Clients from both sides didn’t feel any different about the evolution of the new company. There were no issues. I remember, even post-merger, when we were to do change of name, we did a scenario planning, to detail the worst case scenario presented which was done to the board. It was thought that clients will go away for not knowing the company but they didn’t.
We are a learning organisation, a focused organisation. But you’re going to always have people, your ability to manage them matters. One of the key things that was also very important for us was that at that time, there was a balance of renumeration between the two organisations.
The junior staff in Domme were earning more than the junior staff in WSP. The senior staff in WSP were earning more than the senior staff in Domme. We needed to bring everybody to the same level. There were a lot of grumbling, which is normal, but after several conversations, we were able to let everybody realise that, as one organisation, we could not operate disparity. Remuneration for everybody has to be at the same level. And eventually, were able to overcome that.
How is technology transforming the facility management industry and how is GPFI leveraging it?

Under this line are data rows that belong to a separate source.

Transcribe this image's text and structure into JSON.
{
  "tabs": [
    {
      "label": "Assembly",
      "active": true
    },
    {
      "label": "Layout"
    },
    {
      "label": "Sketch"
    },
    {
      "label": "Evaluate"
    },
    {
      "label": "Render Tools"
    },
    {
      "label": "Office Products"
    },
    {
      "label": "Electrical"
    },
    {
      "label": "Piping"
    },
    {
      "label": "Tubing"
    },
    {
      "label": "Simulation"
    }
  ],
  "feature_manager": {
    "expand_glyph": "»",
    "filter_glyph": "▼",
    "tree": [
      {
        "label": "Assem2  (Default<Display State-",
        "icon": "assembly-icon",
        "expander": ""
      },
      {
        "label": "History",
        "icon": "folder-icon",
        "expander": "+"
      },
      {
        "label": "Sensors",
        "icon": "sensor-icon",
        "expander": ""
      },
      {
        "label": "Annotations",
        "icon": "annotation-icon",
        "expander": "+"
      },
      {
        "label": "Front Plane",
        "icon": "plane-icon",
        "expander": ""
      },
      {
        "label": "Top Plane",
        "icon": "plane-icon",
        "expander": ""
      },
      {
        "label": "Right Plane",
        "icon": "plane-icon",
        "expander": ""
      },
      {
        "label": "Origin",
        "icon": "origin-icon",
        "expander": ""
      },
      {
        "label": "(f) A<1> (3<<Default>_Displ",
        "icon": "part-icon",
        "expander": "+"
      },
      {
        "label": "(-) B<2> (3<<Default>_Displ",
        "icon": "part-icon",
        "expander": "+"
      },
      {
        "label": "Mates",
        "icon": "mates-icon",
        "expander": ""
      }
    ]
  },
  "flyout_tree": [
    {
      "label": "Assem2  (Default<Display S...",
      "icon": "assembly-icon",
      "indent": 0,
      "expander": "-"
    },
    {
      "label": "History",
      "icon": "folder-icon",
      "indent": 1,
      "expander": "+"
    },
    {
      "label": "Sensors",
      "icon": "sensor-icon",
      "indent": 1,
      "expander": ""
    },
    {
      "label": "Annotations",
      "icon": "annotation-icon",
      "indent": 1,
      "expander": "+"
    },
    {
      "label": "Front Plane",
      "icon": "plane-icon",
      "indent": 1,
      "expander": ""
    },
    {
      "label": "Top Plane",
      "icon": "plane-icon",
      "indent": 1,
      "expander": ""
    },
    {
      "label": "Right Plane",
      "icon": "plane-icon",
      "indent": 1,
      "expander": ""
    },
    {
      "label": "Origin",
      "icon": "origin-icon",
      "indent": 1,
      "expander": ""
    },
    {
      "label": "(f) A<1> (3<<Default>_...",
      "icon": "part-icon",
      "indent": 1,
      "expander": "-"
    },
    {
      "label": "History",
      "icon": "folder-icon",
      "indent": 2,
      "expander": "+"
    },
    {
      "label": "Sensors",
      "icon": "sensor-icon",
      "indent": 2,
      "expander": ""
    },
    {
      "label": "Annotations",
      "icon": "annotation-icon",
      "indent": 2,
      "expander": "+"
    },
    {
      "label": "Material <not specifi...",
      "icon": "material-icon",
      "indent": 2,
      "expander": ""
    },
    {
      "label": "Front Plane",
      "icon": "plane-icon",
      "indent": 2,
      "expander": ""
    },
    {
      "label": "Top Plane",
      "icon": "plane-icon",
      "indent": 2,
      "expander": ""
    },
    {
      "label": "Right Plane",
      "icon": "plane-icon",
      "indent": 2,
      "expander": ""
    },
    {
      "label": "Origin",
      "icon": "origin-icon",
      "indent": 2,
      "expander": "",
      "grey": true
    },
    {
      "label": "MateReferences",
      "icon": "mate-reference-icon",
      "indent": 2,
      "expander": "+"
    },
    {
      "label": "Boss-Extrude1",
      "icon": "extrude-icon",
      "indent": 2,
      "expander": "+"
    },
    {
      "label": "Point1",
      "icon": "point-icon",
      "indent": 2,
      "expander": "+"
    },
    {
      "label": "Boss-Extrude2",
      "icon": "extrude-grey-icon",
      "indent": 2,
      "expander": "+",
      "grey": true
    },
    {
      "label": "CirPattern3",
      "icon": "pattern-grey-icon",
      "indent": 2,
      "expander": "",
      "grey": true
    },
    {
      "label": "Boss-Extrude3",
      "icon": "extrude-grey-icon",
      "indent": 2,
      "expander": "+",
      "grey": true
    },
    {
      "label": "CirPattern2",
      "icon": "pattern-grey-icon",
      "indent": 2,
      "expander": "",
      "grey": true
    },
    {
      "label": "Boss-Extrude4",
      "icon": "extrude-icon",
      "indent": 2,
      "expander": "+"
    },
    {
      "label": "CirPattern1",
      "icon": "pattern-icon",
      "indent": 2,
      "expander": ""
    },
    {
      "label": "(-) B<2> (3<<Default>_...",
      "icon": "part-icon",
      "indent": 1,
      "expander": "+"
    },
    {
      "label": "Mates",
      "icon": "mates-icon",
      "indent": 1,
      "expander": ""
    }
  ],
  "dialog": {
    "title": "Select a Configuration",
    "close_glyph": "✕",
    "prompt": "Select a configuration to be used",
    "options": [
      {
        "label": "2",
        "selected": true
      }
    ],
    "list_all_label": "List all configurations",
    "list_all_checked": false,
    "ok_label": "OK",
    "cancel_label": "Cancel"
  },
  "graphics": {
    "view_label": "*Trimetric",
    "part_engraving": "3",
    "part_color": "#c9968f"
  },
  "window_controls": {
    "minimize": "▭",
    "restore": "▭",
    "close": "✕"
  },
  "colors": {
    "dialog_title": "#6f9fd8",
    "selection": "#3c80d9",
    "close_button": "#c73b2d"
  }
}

Technology has always been in in FM. It’s only becoming more in demand. We have had computer-aided facility management as far back as 2003. Even in Nigeria as far back as 2006. I started talking about computer-aided facility management when I was in UBA. It’s been existing all the way back but it has advanced.
The use of technologies today is beyond just getting data. Even to manage the building, we now use technology to get data. Before now, we just used it only to understand. But today we use data to manage the building. It gives you an idea of how many people visit your office, how many visit restroom, what kind of temperature is in your office, what’s the air quality; is it low or high.
A whole lot of things are happening with technology today. You can sit in your office in Lagos and be managing an office in Dubai. You can see everything that is going on in the building, temperature of the AC in the office, you can see everyone in the office, and see everything that is going on.
Technology is enabling a lot, including use of space. COVID-19 turned offices to hotels, which we now call office hoteling. Now, you can book desks and spaces, not just buildings. So, technology is playing a major role in FM today. Even in the real estate sector, Proptech has become huge. It gives information on data utilisation, and how you use that data to manage people, cost and space.
How has the facility management industry in Africa changed since the inception of your company, and what trends do you see emerging in the near future?
Two things, basically, I would say has changed. There are more clients requiring our services and there are more expectations. When there are more clients, that means there are more opportunities out there. More people are now aware that we need FM. COVID also helped us.
People actually thought that COVID was going to shut us down. COVID actually projected FM higher. When people have more expectation and there is more demand, training and knowledge become important. For a client, he knows what to expect. In the past, about 10-15 years ago, it was like doing him a favour
Today, he has expectations. He signs an agreement with you. He has expectations, because he knows what he needs. He holds you responsible for what you’re doing. So those are the opportunities, but also there is demand. There is increase in demand for performance par excellence in delivering results. This is not just in Africa but across markets globally.
And as everything is changing in the market, it is also affecting the expectation, affecting the demand as it changes every day. FM has become like technology. Expectations are changing, requirements are changing. With COVID, space utilization changed and everything about FM also changed.